AADM meldt zich “beperkt tevreden”, met wat het syndicaat “lapmiddelen rond de verplichting van elektronisch voorschrijven” noemt. AADM had een analysetekst bij het Verzekeringscomité neergelegd. De vraag daarbij was om eerder met streefdata te werken dan met een verplichte invoering. “De verplichte uitrol zal een moeilijke oefening worden, en komt te vroeg”, aldus AADM. Het syndicaat kaart ook aan dat de communicatie over verplicht elektronisch voorschrijven versus papierloos voorschrijven niet altijd even duidelijk is geweest. “Het verschil in timing werd op vraag van AADM wel duidelijk scherpgesteld. De huidige manier van werken met het afdrukken van het bewijs elektronisch voorschrift wordt voorlopig aangehouden. Er wordt verwacht dat papierloos voorschrijven mogelijk zal zijn vanaf midden 2019.”
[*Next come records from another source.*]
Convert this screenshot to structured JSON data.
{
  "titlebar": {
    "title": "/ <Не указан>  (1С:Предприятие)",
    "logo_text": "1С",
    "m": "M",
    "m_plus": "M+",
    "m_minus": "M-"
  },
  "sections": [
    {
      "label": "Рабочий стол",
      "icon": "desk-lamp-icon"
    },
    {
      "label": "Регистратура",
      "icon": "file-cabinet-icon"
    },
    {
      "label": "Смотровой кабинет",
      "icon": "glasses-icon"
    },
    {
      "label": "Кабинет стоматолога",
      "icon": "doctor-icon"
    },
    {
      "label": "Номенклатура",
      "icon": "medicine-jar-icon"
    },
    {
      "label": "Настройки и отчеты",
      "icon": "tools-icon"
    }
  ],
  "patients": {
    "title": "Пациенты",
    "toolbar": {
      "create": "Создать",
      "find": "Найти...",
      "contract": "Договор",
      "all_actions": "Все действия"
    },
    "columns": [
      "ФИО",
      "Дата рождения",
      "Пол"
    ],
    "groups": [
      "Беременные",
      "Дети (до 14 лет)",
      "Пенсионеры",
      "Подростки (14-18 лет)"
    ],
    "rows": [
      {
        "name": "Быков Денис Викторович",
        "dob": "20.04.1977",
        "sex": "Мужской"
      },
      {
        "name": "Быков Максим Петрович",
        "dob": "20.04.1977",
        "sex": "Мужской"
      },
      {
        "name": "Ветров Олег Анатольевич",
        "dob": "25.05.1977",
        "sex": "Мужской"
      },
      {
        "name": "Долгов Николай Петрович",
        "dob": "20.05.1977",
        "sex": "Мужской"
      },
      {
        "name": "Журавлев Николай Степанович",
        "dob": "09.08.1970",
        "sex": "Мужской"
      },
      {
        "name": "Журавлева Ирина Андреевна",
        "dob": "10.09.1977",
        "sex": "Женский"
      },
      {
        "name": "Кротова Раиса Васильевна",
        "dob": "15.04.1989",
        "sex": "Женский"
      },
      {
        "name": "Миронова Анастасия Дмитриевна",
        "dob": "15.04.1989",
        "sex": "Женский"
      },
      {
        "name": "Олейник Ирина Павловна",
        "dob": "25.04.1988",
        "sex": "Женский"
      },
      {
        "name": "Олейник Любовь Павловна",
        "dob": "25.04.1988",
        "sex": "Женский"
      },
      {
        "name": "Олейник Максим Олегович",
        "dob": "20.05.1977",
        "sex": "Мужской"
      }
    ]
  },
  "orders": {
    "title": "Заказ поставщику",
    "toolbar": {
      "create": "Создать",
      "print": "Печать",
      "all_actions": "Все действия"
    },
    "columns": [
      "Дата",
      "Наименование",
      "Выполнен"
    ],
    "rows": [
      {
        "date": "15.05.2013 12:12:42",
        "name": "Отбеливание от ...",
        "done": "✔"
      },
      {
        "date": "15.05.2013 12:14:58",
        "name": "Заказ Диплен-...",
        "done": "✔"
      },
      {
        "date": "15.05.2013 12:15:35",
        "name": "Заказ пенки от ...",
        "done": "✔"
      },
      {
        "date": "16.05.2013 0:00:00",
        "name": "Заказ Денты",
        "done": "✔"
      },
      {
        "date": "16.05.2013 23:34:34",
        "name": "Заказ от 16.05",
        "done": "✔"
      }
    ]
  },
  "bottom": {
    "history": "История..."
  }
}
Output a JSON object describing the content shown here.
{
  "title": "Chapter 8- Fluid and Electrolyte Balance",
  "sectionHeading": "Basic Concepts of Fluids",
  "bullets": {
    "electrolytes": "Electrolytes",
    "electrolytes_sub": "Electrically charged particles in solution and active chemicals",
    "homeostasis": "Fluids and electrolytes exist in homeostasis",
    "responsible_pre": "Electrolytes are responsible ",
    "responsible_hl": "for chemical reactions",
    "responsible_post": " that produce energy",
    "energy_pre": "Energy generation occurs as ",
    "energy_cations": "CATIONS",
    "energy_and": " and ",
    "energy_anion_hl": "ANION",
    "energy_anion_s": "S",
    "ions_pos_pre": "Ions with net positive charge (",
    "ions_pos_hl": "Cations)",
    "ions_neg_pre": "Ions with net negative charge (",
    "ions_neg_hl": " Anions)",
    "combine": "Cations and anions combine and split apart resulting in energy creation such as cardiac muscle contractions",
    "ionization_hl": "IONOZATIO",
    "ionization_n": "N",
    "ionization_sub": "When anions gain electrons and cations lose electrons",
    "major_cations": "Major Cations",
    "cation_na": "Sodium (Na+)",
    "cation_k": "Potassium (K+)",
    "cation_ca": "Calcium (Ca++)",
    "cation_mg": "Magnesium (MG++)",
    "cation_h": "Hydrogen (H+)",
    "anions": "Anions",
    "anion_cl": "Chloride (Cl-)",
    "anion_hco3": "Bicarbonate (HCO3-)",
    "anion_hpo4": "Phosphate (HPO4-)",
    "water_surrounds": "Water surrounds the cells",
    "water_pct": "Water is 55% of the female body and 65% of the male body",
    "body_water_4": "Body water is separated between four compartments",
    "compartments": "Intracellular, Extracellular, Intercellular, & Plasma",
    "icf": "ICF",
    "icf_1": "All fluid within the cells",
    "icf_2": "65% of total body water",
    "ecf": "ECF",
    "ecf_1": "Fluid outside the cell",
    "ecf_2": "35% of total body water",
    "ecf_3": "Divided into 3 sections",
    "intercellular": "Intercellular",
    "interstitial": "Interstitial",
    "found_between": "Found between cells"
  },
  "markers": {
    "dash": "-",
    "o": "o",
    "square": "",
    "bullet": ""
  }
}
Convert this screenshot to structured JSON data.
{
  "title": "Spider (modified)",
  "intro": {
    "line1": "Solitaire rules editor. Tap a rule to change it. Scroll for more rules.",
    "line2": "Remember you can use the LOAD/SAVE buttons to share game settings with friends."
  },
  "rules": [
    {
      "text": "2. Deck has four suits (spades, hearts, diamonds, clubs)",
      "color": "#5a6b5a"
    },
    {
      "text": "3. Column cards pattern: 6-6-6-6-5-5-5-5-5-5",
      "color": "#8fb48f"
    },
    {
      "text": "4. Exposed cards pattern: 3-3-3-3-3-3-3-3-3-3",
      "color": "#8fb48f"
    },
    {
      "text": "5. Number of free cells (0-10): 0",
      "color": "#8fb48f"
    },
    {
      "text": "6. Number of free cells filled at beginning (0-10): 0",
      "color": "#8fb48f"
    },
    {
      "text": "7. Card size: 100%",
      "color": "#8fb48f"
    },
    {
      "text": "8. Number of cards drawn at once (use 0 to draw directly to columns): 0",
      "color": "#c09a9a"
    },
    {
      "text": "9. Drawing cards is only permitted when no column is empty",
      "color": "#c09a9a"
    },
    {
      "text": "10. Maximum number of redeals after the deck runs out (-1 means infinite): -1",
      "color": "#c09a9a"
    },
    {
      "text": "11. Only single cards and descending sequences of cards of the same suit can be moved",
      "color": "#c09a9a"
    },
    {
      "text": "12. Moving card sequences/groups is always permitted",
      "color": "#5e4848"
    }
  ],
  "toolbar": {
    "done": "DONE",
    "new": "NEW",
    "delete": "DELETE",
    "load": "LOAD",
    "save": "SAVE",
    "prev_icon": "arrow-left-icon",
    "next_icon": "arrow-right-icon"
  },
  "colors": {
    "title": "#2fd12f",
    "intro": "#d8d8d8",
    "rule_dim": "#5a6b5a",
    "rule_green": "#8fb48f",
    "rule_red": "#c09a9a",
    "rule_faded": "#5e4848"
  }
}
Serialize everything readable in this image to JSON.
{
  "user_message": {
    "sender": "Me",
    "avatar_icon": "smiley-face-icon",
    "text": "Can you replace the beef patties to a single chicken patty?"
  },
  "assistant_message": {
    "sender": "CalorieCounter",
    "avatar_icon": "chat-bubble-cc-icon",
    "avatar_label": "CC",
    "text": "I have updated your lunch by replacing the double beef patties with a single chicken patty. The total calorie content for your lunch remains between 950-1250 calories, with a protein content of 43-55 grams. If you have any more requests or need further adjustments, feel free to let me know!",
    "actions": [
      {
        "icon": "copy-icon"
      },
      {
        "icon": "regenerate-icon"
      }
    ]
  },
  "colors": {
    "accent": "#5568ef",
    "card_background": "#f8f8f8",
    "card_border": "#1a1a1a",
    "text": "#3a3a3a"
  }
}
“Ons syndicaat is niet echt gesteld op papierloos voorschrijven zoals het concept er nu bijligt”, zegt Kartel/ASGB-voorzitter Reinier Hueting. “Je moet toch altijd maar dat voorschrift vernieuwen, waardoor er moet gezocht worden naar aparte oplossingen voor het huisbezoek en het bezoek aan het woonzorgcentrum. Veel handiger zou het zijn voor te schrijven vanuit het gedeelde medicatieschema, althans voor de chronische medicatie. Men zou daarmee in eerste instantie kunnen experimenteren in woonzorgcentra: de apotheker levert de medicatie voor één week af aan de hand van een geactualiseerd, gedeeld medicatieschema. Men kan dan meteen eens kijken hoe het moet gaan met het afleveren van acute medicatie. Daarna kan dat eventueel vertaald worden naar de ambulante setting.”
En PARIS…
En PARIS, die is er ook niet gekomen op het vooropgestelde tijdstip (1 december), in tegenstelling tot wat Medi-Sfeer in een vorig artikel meldde. Althans, de ‘alerts’ – de nieuwsbrief waarmee het Riziv aangekondigd had over de beschikbaarheid van PARIS te zullen communiceren – hebben tot nog toe geen enkele stap in die richting aangekondigd.